Every single day of her life, my niece Chrissy is in pain because of a chronic and debilitating condition in her back.
Twenty-four hours a day, seven days a week, she tries to manage her pain while seeking a semblance of a life. Often, she is reduced to tears and desperation by the experience.
She, along with tens of millions of other Americans dealing with never-ending and often crippling pain, deserve a seat at the table where discussions and final decisions which adversely affect their quality of life — and literal lives — are being made with regard to the opioid crisis in the United States.
Ironically, if my niece were offered a seat at that table, she would not be able to sit for but a few minutes before the pain went from constant to intolerable. Sitting for more than a few minutes at a time is a normal human function the pain has stolen from her.
For the rest of her life, Chrissy will need access to critically important pain medication. That said, as she and millions of other Americans in incapacitating pain know that access is already being taken away from them.
In our zeal to crack down on abuse of these powerful drugs, we have made it far harder for those who need them to live decent lives to obtain them.
Are there serious concerns with regard to opioids in our nation and their potential overuse? Absolutely. Are prescription opioids turned into street drugs? Of course. Do people who start out taking opioids for perfectly good medical reasons wind up hooked and desperate, and hunting for heroin that might be laced with fentanyl? That certainly happens.
But as we crack down, is there a middle ground which can be found which will afford my niece and millions of other Americans the ability to treat their pain, regain their lives, and not be seen as suspect or even criminal by some? Absolutely.

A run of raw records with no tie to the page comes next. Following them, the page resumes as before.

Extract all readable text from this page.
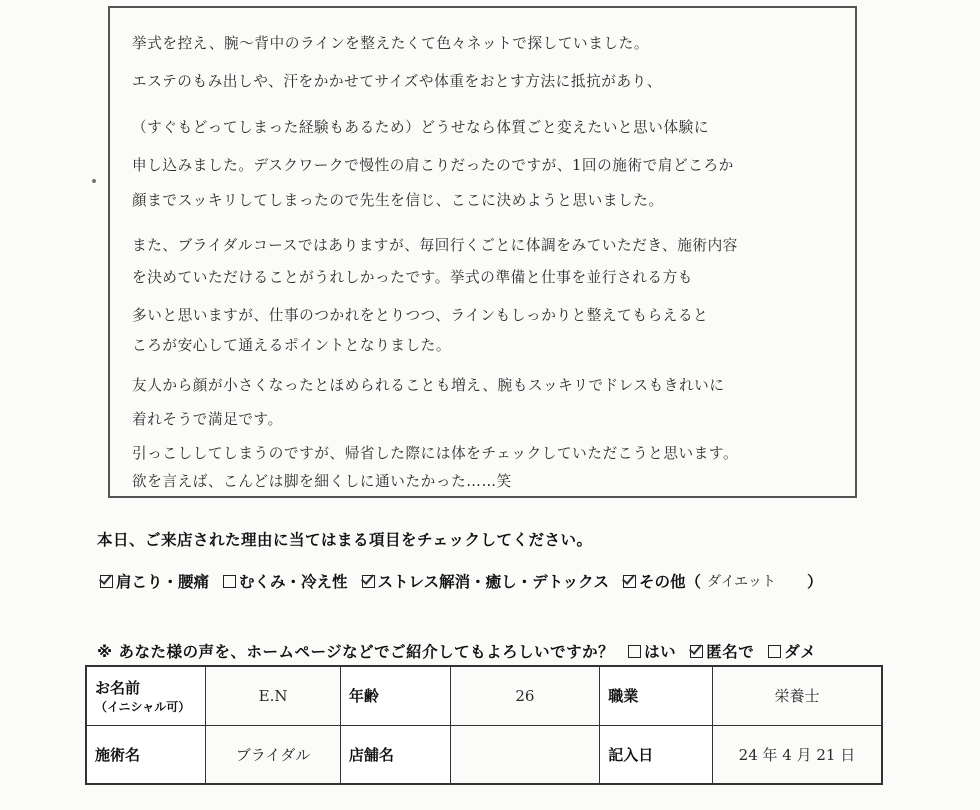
挙式を控え、腕～背中のラインを整えたくて色々ネットで探していました。
エステのもみ出しや、汗をかかせてサイズや体重をおとす方法に抵抗があり、
（すぐもどってしまった経験もあるため）どうせなら体質ごと変えたいと思い体験に
申し込みました。デスクワークで慢性の肩こりだったのですが、1回の施術で肩どころか
顔までスッキリしてしまったので先生を信じ、ここに決めようと思いました。
また、ブライダルコースではありますが、毎回行くごとに体調をみていただき、施術内容
を決めていただけることがうれしかったです。挙式の準備と仕事を並行される方も
多いと思いますが、仕事のつかれをとりつつ、ラインもしっかりと整えてもらえると
ころが安心して通えるポイントとなりました。
友人から顔が小さくなったとほめられることも増え、腕もスッキリでドレスもきれいに
着れそうで満足です。
引っこししてしまうのですが、帰省した際には体をチェックしていただこうと思います。
欲を言えば、こんどは脚を細くしに通いたかった……笑
本日、ご来店された理由に当てはまる項目をチェックしてください。
肩こり・腰痛 むくみ・冷え性 ストレス解消・癒し・デトックス その他 （ ダイエット	）
※ あなた様の声を、ホームページなどでご紹介してもよろしいですか？ はい 匿名で ダメ
お名前
（イニシャル可）	E.N	年齢	26	職業	栄養士
施術名	ブライダル	店舗名		記入日	24 年 4 月 21 日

My niece, as well as a very good friend of mine, have spoken openly about being stigmatized as addicts simply for trying to alleviate their pain. Even when they are able to get their pain medication, they are being informed that their dosage is being cut by half or more per guidelines from the Centers for Disease Control and Prevention.
It’s an overreaction which is putting upwards of one-third of the 20 million Americans in chronic pain at great risk.
“Is the government trying to force us to the streets for help?” my niece asks in growing hopelessness.
Why aren’t more doctors talking or even screaming about this issue? They know many, many patients like my niece have legitimate and lifelong pain management issues. They are neither addicts nor criminals.
Just as these doctors know that crippling pain with no remedy cause uncounted patients to contemplate the worst, or carry it out to finally be in peace.
Are some of these doctors being cowed into silence because they fear being portrayed as facilitators or even “pushers” by those trying to capitalize on the crisis?
These doctors must know there is a correct balance between reducing the rate of new opioid addiction while still providing the often life-saving pain medication needed by their patients.
The baby is being thrown out with the bath water. Our government, our doctors, our politicians and the media that covers the issue has to be better than this.